In This Episode – Mairtin O’Muilleoir spent four decades covering the highs and lows of life and business in Belfast, Ireland. As a journalist, politician, and tireless promoter, Mairtin has poured his heart and soul into bringing the citizens of Belfast together and bringing the world to Belfast.

Highlights from Mairtin:

  • I come from a Catholic community, and growing up, it was very hard to get employment; there was a lot of discrimination. When my father went to the local foundry, he was a sheet metal worker to get work in the fifties. They stopped him at the gate and said, we don’t employ Catholics. 
  • The one voice that was always raised for peace, and for justice inequality, was the voice of Irish America. 
  • When I was a Belfast City Council member, I didn’t see any way out of the dark tunnel of violence and counter violence that we were in until some of the pivotal players from America, including Bill Clinton, and George Mitchell brought the parties together to make peace. 

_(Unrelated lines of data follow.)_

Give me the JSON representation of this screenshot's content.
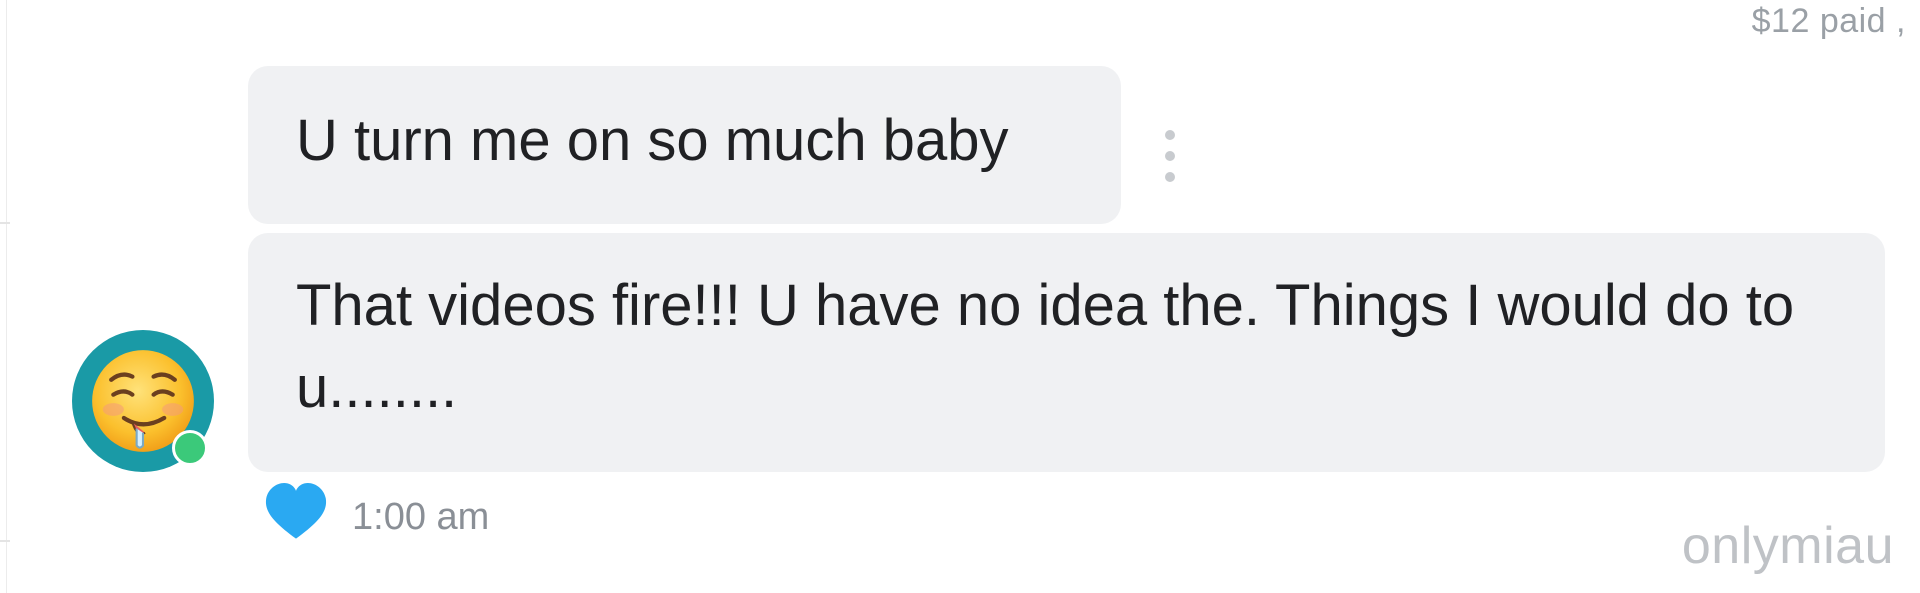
{
  "header": {
    "paid_label": "$12 paid ,"
  },
  "messages": [
    {
      "text": "U turn me on so much baby"
    },
    {
      "text": "That videos fire!!! U have no idea the. Things I would do to u........"
    }
  ],
  "footer": {
    "time": "1:00 am",
    "like_icon": "heart-icon",
    "like_color": "#2aa9f2"
  },
  "sender": {
    "avatar_icon": "drooling-face-emoji",
    "online_status_color": "#3bc97a",
    "avatar_ring_color": "#1a9aa6"
  },
  "watermark": "onlymiau"
}
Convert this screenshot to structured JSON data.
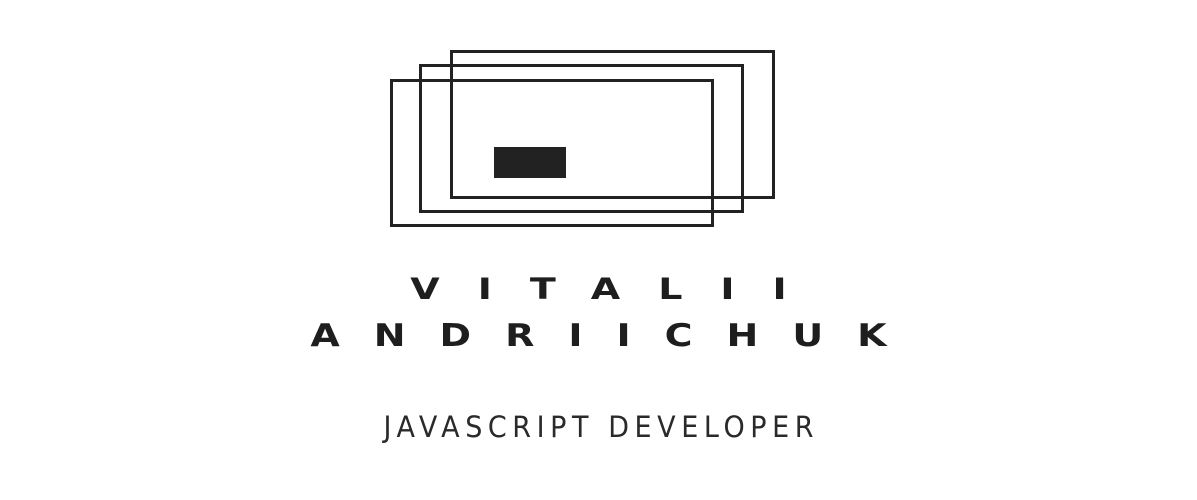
{
  "logo": {
    "name_line_1": "VITALII",
    "name_line_2": "ANDRIICHUK",
    "tagline": "JAVASCRIPT DEVELOPER"
  },
  "colors": {
    "background": "#ffffff",
    "ink": "#1e1e1e"
  }
}
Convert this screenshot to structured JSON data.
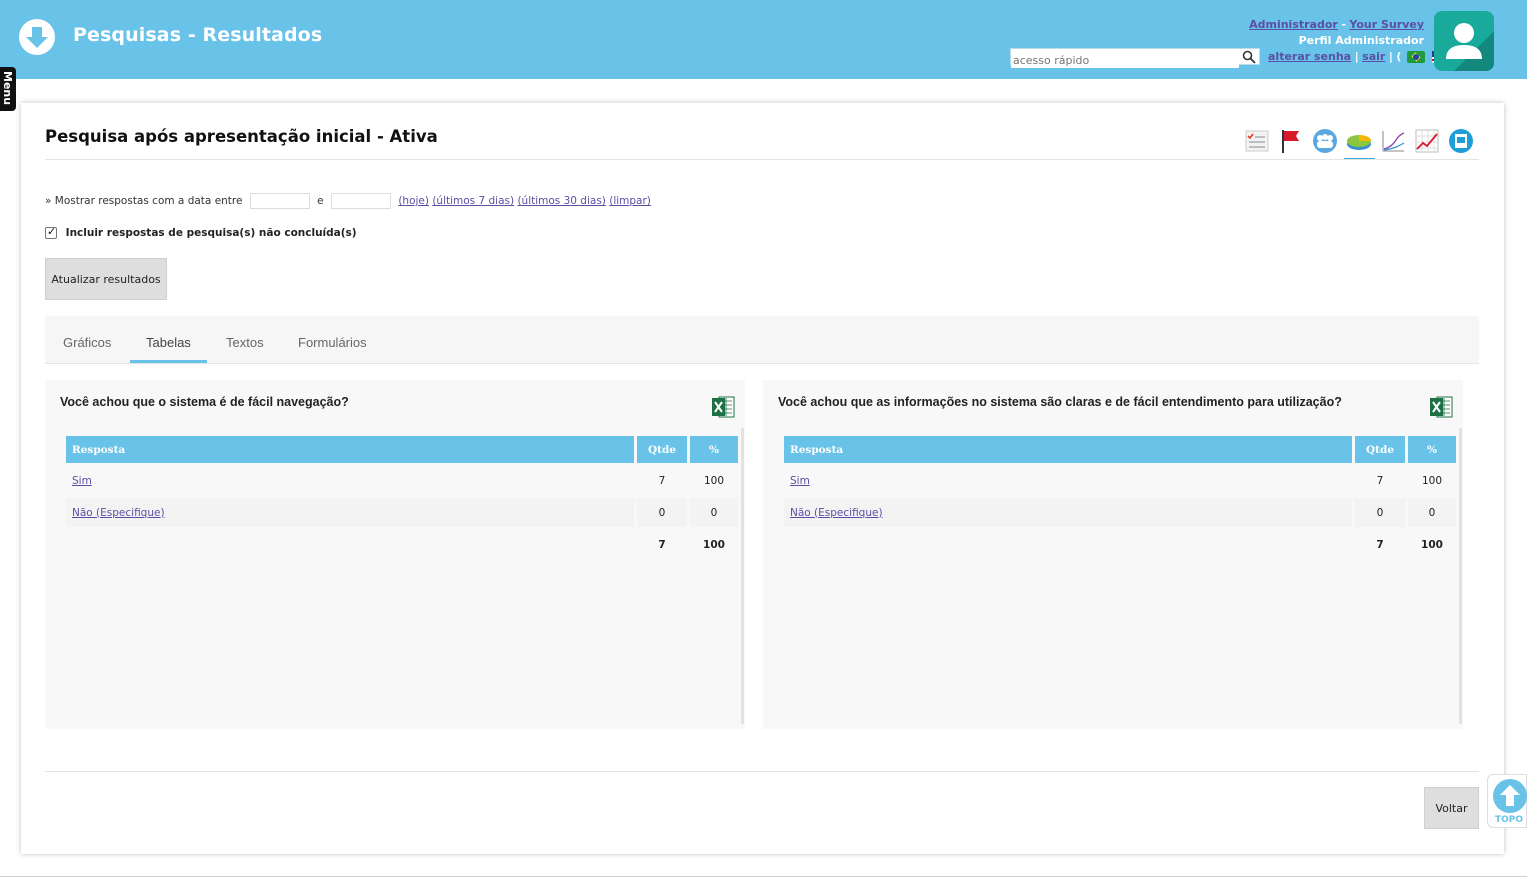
{
  "header": {
    "title": "Pesquisas - Resultados",
    "user_link": "Administrador",
    "dash": "-",
    "survey_link": "Your Survey",
    "profile": "Perfil Administrador",
    "search_placeholder": "acesso rápido",
    "change_password": "alterar senha",
    "pipe": "|",
    "logout": "sair",
    "paren_open": "(",
    "paren_close": ")"
  },
  "menu": {
    "label": "Menu"
  },
  "survey": {
    "title": "Pesquisa após apresentação inicial - Ativa"
  },
  "toolbar": [
    "checklist-icon",
    "flag-icon",
    "users-icon",
    "pie-chart-icon",
    "line-chart-icon",
    "trend-chart-icon",
    "report-icon"
  ],
  "filter": {
    "label": "» Mostrar respostas com a data entre",
    "and": "e",
    "today": "(hoje)",
    "last7": "(últimos 7 dias)",
    "last30": "(últimos 30 dias)",
    "clear": "(limpar)",
    "include_label": "Incluir respostas de pesquisa(s) não concluída(s)",
    "include_checked": true,
    "update_button": "Atualizar resultados"
  },
  "tabs": [
    {
      "label": "Gráficos"
    },
    {
      "label": "Tabelas",
      "active": true
    },
    {
      "label": "Textos"
    },
    {
      "label": "Formulários"
    }
  ],
  "columns": {
    "answer": "Resposta",
    "qty": "Qtde",
    "pct": "%"
  },
  "questions": [
    {
      "question": "Você achou que o sistema é de fácil navegação?",
      "rows": [
        {
          "answer": "Sim",
          "qty": "7",
          "pct": "100"
        },
        {
          "answer": "Não (Especifique)",
          "qty": "0",
          "pct": "0"
        }
      ],
      "total": {
        "qty": "7",
        "pct": "100"
      }
    },
    {
      "question": "Você achou que as informações no sistema são claras e de fácil entendimento para utilização?",
      "rows": [
        {
          "answer": "Sim",
          "qty": "7",
          "pct": "100"
        },
        {
          "answer": "Não (Especifique)",
          "qty": "0",
          "pct": "0"
        }
      ],
      "total": {
        "qty": "7",
        "pct": "100"
      }
    }
  ],
  "footer": {
    "back_button": "Voltar",
    "top_label": "TOPO"
  },
  "colors": {
    "header_bg": "#69c2e8",
    "link": "#5a4fa3",
    "avatar_bg": "#1aaa9b",
    "excel_green": "#1d7044"
  }
}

  • When I was on the Belfast City Council, I wore a flak jacket every day to go to work. In the mornings I would go out, I would look under the car, I would then jump on the back bumper of the car. I was afraid there would be a bomb under the car. I would then drive the car down the block, turn the car around, then I would put the children in to go to school. A favorite way to assassinate people was when they left the house in the morning. I wanted to be as careful as possible about my routine.

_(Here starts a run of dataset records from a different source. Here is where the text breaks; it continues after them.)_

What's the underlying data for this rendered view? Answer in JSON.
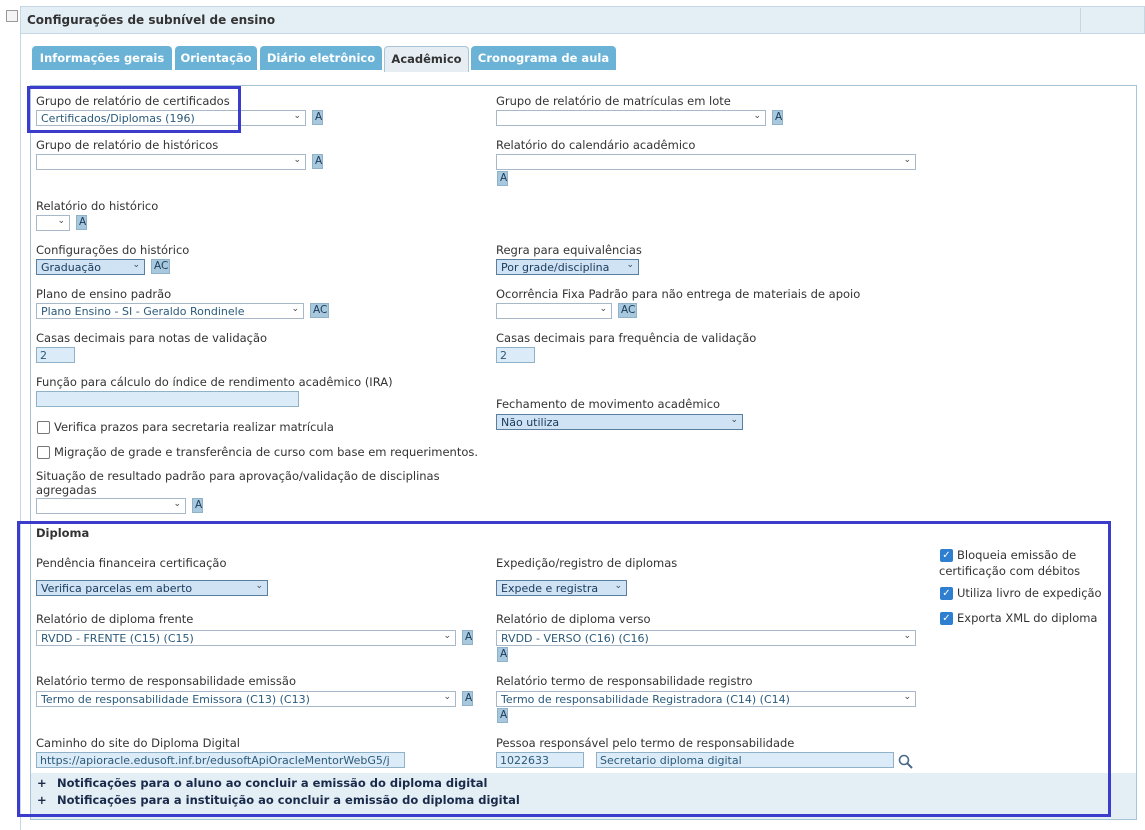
{
  "panel": {
    "title": "Configurações de subnível de ensino"
  },
  "tabs": [
    {
      "label": "Informações gerais"
    },
    {
      "label": "Orientação"
    },
    {
      "label": "Diário eletrônico"
    },
    {
      "label": "Acadêmico"
    },
    {
      "label": "Cronograma de aula"
    }
  ],
  "form": {
    "grupo_certificados": {
      "label": "Grupo de relatório de certificados",
      "value": "Certificados/Diplomas (196)"
    },
    "grupo_matriculas": {
      "label": "Grupo de relatório de matrículas em lote",
      "value": ""
    },
    "grupo_historicos": {
      "label": "Grupo de relatório de históricos",
      "value": ""
    },
    "relatorio_calendario": {
      "label": "Relatório do calendário acadêmico",
      "value": ""
    },
    "relatorio_historico": {
      "label": "Relatório do histórico",
      "value": ""
    },
    "config_historico": {
      "label": "Configurações do histórico",
      "value": "Graduação"
    },
    "regra_equivalencias": {
      "label": "Regra para equivalências",
      "value": "Por grade/disciplina"
    },
    "plano_ensino": {
      "label": "Plano de ensino padrão",
      "value": "Plano Ensino - SI - Geraldo Rondinele"
    },
    "ocorrencia_fixa": {
      "label": "Ocorrência Fixa Padrão para não entrega de materiais de apoio",
      "value": ""
    },
    "casas_notas": {
      "label": "Casas decimais para notas de validação",
      "value": "2"
    },
    "casas_frequencia": {
      "label": "Casas decimais para frequência de validação",
      "value": "2"
    },
    "funcao_ira": {
      "label": "Função para cálculo do índice de rendimento acadêmico (IRA)",
      "value": ""
    },
    "fechamento": {
      "label": "Fechamento de movimento acadêmico",
      "value": "Não utiliza"
    },
    "verifica_prazos": {
      "label": "Verifica prazos para secretaria realizar matrícula"
    },
    "migracao_grade": {
      "label": "Migração de grade e transferência de curso com base em requerimentos."
    },
    "situacao_resultado": {
      "label_line1": "Situação de resultado padrão para aprovação/validação de disciplinas",
      "label_line2": "agregadas",
      "value": ""
    }
  },
  "buttons": {
    "a": "A",
    "ac": "AC"
  },
  "diploma": {
    "title": "Diploma",
    "pendencia": {
      "label": "Pendência financeira certificação",
      "value": "Verifica parcelas em aberto"
    },
    "expedicao": {
      "label": "Expedição/registro de diplomas",
      "value": "Expede e registra"
    },
    "frente": {
      "label": "Relatório de diploma frente",
      "value": "RVDD - FRENTE (C15) (C15)"
    },
    "verso": {
      "label": "Relatório de diploma verso",
      "value": "RVDD - VERSO (C16) (C16)"
    },
    "termo_emissao": {
      "label": "Relatório termo de responsabilidade emissão",
      "value": "Termo de responsabilidade Emissora (C13) (C13)"
    },
    "termo_registro": {
      "label": "Relatório termo de responsabilidade registro",
      "value": "Termo de responsabilidade Registradora (C14) (C14)"
    },
    "caminho": {
      "label": "Caminho do site do Diploma Digital",
      "value": "https://apioracle.edusoft.inf.br/edusoftApiOracleMentorWebG5/j"
    },
    "pessoa": {
      "label": "Pessoa responsável pelo termo de responsabilidade",
      "code": "1022633",
      "name": "Secretario diploma digital"
    },
    "bloqueia": {
      "label_line1": "Bloqueia emissão de",
      "label_line2": "certificação com débitos",
      "checked": true
    },
    "livro": {
      "label": "Utiliza livro de expedição",
      "checked": true
    },
    "xml": {
      "label": "Exporta XML do diploma",
      "checked": true
    }
  },
  "notifications": [
    {
      "prefix": "+",
      "label": "Notificações para o aluno ao concluir a emissão do diploma digital"
    },
    {
      "prefix": "+",
      "label": "Notificações para a instituição ao concluir a emissão do diploma digital"
    }
  ],
  "colors": {
    "highlight": "#3b3bcc",
    "tab": "#6ab3d6",
    "header": "#e4eef5"
  }
}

  • Compromise is necessary for peace, and some of the most effective peacemakers are those who have suffered greatly.
  • Respect is crucial in addressing societal issues and promoting peace. It is intangible but necessary.
  • Small business owners play a vital role in building and sustaining communities, creating jobs, and promoting social programs.
  • The LGBTQ+ pride parade is the biggest parade in Belfast, emphasizing the need for inclusivity and creating space for everyone.
  • Journalism is a bedrock of democracy and plays a crucial role in holding governments and institutions accountable, fighting disinformation, and maintaining peace.
  • A new model for journalism is needed, such as becoming a social enterprise or a not-for-profit organization, which can go to government agencies, philanthropic organizations, and even Irish American universities for funding and support.